We were delighted that thousands of voters were able to learn what was on their ballot through tools powered by our data. And are looking forward to using our new internal systems to grow our 2018 data offerings.

Curious about what elections we’re supporting in 2018? Find out about data releases (and other CTCL happenings) on our Events page.

Building tools for election officials

In addition to providing professional development opportunities for election officials, CTCL’s Government Services team helps election officials use free and low-cost tools to promote civic engagement and make voting easier. The Election Toolkit is an online home for a variety of resources that meet this need.

In partnership with software developer Mark Pelczarski, and with support from the MIT Election Data and Science Lab, we collected data in November 2017 that will power a new tool in the Election Toolkit: the voting time estimator. The voting time estimator will help election officials understand how long it will take a voter to cast a ballot based on the number and types of races and issues that are on the ballot. This type of data will allow election officials to make resource allocation decisions to minimize voter wait times at polling places.

Accurate estimations require lots of quality data. To refine voting time estimations we recruited 8 jurisdictions to measure the time voters spent with a variety of different ballot styles in November 2017. Overall, we gathered 4,816 voting times from 45 polling places. This data, along with others from past elections, will power this new tool which is scheduled to be added to the Toolkit is Spring 2018.

Curious about other other free and low-cost tools for election officials? Visit electiontools.org.

Growing our team

At CTCL our small but mighty team is getting less small and more mighty. In 2017 we added three new positions.

In January, Victoria Nguyen joined our team as our Government Services outreach associate. Victoria has developed beautiful digital and print content to spread the word about our Government Services work and is the lead on our training outreach strategy.

We welcomed Henry Chan as our Civic Data research associate in August of 2017. Henry became a full-time staff member after nearly a year as a research fellow on the Civic Data team. Henry keeps our Governance Project dataset fresh year-round and will be leading our 2018 Ballot Information Project collection efforts.

And in January 2018 Noma Thayer joined our team as operations manager. Noma will be the lead on CTCL internal operations, making sure that we run like a well-oiled machine.

This growth was made possible in part by renewed general operating support in 2017 from both the John S. and James L. Knight Foundation and the Democracy Fund. Each foundation committed up to $500,000 over two years.

Do you want to join the CTCL team? We’re currently hiring a Civic Data Research Associate.

Keeping up the momentum in 2018

Our team has hit the ground running in 2018. From our third annual ballot data convening to our February online training series, we’re already delivering 2018 content to modernize how local government and communities interact.

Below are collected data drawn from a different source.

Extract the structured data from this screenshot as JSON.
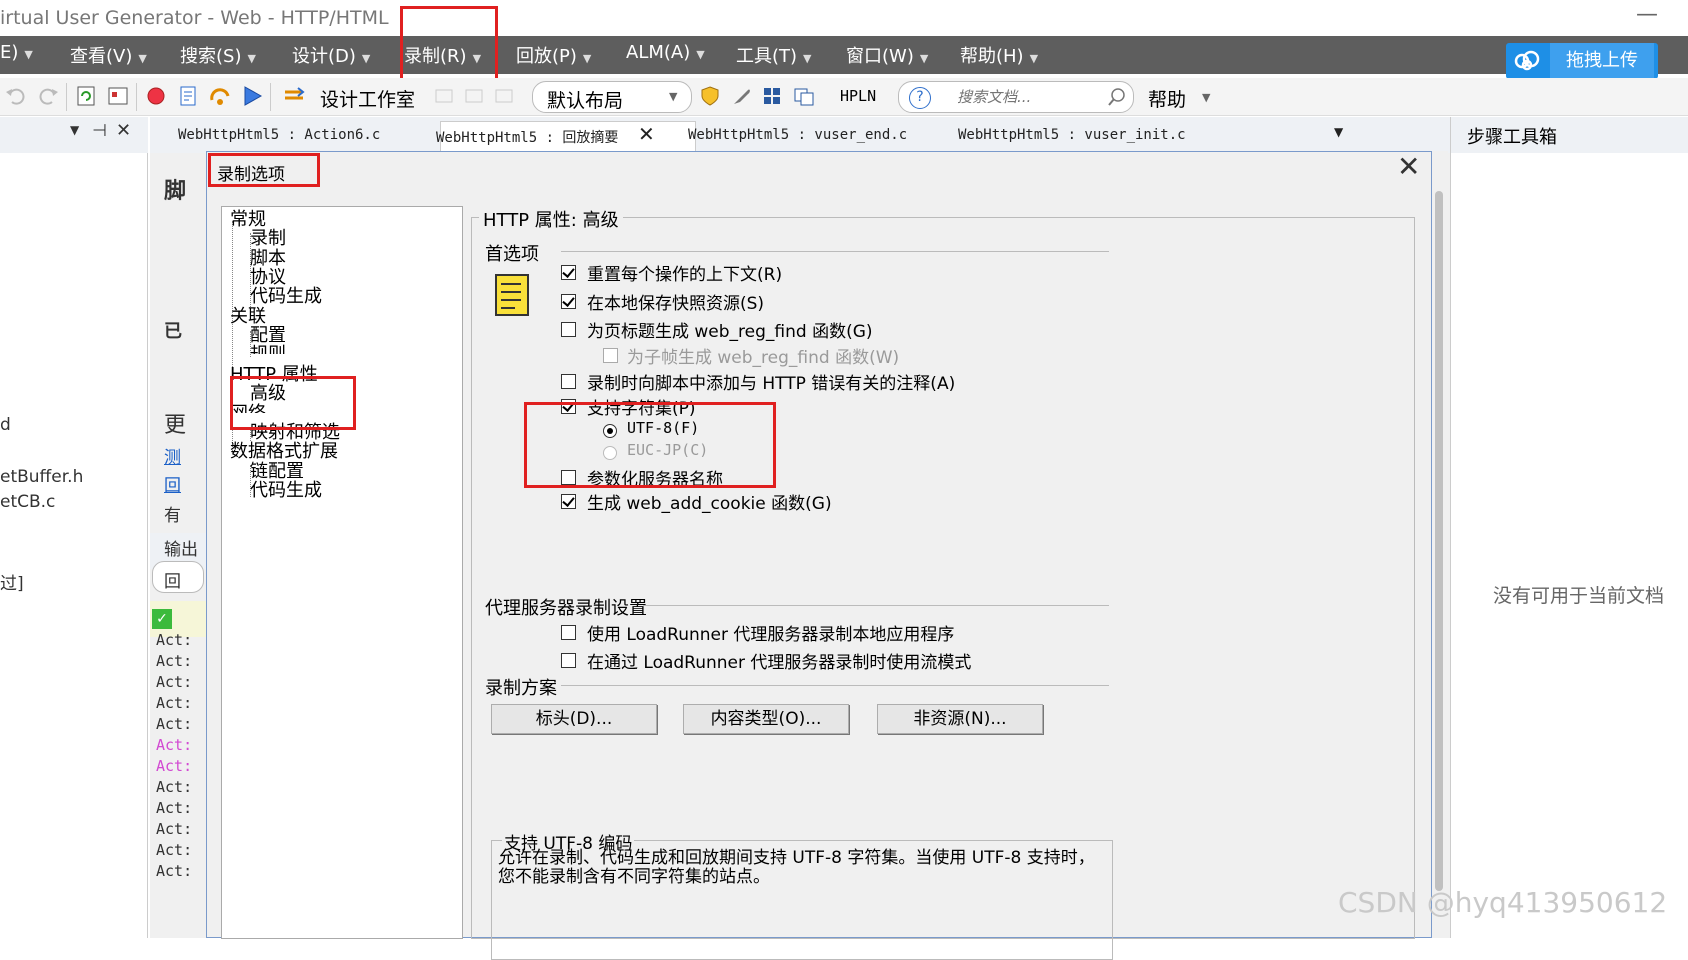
{
  "window": {
    "title": "irtual User Generator - Web - HTTP/HTML",
    "minimize": "—"
  },
  "menubar": {
    "items": [
      "E)",
      "查看(V)",
      "搜索(S)",
      "设计(D)",
      "录制(R)",
      "回放(P)",
      "ALM(A)",
      "工具(T)",
      "窗口(W)",
      "帮助(H)"
    ]
  },
  "upload": {
    "label": "拖拽上传"
  },
  "toolbar": {
    "design_studio": "设计工作室",
    "layout": "默认布局",
    "hpln": "HPLN",
    "search_placeholder": "搜索文档...",
    "help": "帮助"
  },
  "tabs": [
    "WebHttpHtml5 : Action6.c",
    "WebHttpHtml5 : 回放摘要",
    "WebHttpHtml5 : vuser_end.c",
    "WebHttpHtml5 : vuser_init.c"
  ],
  "left_panel": {
    "fragments": [
      "脚",
      "已",
      "更",
      "测",
      "回",
      "有",
      "d",
      "etBuffer.h",
      "etCB.c",
      "过]",
      "输出",
      "回",
      "Act:",
      "Act:",
      "Act:",
      "Act:",
      "Act:",
      "Act:",
      "Act:",
      "Act:",
      "Act:",
      "Act:",
      "Act:",
      "Act:"
    ]
  },
  "right_panel": {
    "title": "步骤工具箱",
    "empty_text": "没有可用于当前文档"
  },
  "dialog": {
    "title": "录制选项",
    "tree": {
      "general": "常规",
      "record": "录制",
      "script": "脚本",
      "protocol": "协议",
      "codegen": "代码生成",
      "correlation": "关联",
      "config": "配置",
      "rules": "规则",
      "http_props": "HTTP 属性",
      "advanced": "高级",
      "network": "网络",
      "mapping": "映射和筛选",
      "data_ext": "数据格式扩展",
      "chain_config": "链配置",
      "codegen2": "代码生成"
    },
    "group_title": "HTTP 属性: 高级",
    "prefs_title": "首选项",
    "options": {
      "reset_context": "重置每个操作的上下文(R)",
      "save_snapshot": "在本地保存快照资源(S)",
      "gen_find": "为页标题生成 web_reg_find 函数(G)",
      "gen_find_sub": "为子帧生成 web_reg_find 函数(W)",
      "add_comments": "录制时向脚本中添加与 HTTP 错误有关的注释(A)",
      "charset": "支持字符集(P)",
      "utf8": "UTF-8(F)",
      "eucjp": "EUC-JP(C)",
      "param_server": "参数化服务器名称",
      "gen_cookie": "生成 web_add_cookie 函数(G)"
    },
    "proxy_title": "代理服务器录制设置",
    "proxy": {
      "use_proxy": "使用 LoadRunner 代理服务器录制本地应用程序",
      "stream": "在通过 LoadRunner 代理服务器录制时使用流模式"
    },
    "scheme_title": "录制方案",
    "buttons": {
      "headers": "标头(D)...",
      "content_types": "内容类型(O)...",
      "non_resources": "非资源(N)..."
    },
    "desc_title": "支持 UTF-8 编码",
    "desc_text": "允许在录制、代码生成和回放期间支持 UTF-8 字符集。当使用 UTF-8 支持时，您不能录制含有不同字符集的站点。",
    "close": "✕"
  },
  "watermark": "CSDN @hyq413950612",
  "colors": {
    "menubar": "#5e5e5e",
    "highlight": "#e02020",
    "upload": "#1e8fe6"
  }
}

And we have a lot in store. Stay tuned for new trainings for election officials on topics including cybersecurity and best practices for automatic voter registration implementation. And be on the lookout for new data releases, including candidate and referenda information all the way down to the special district level this fall.

We’ll be posting updates year-round on our blog and events pages.

Thank you for your continued support!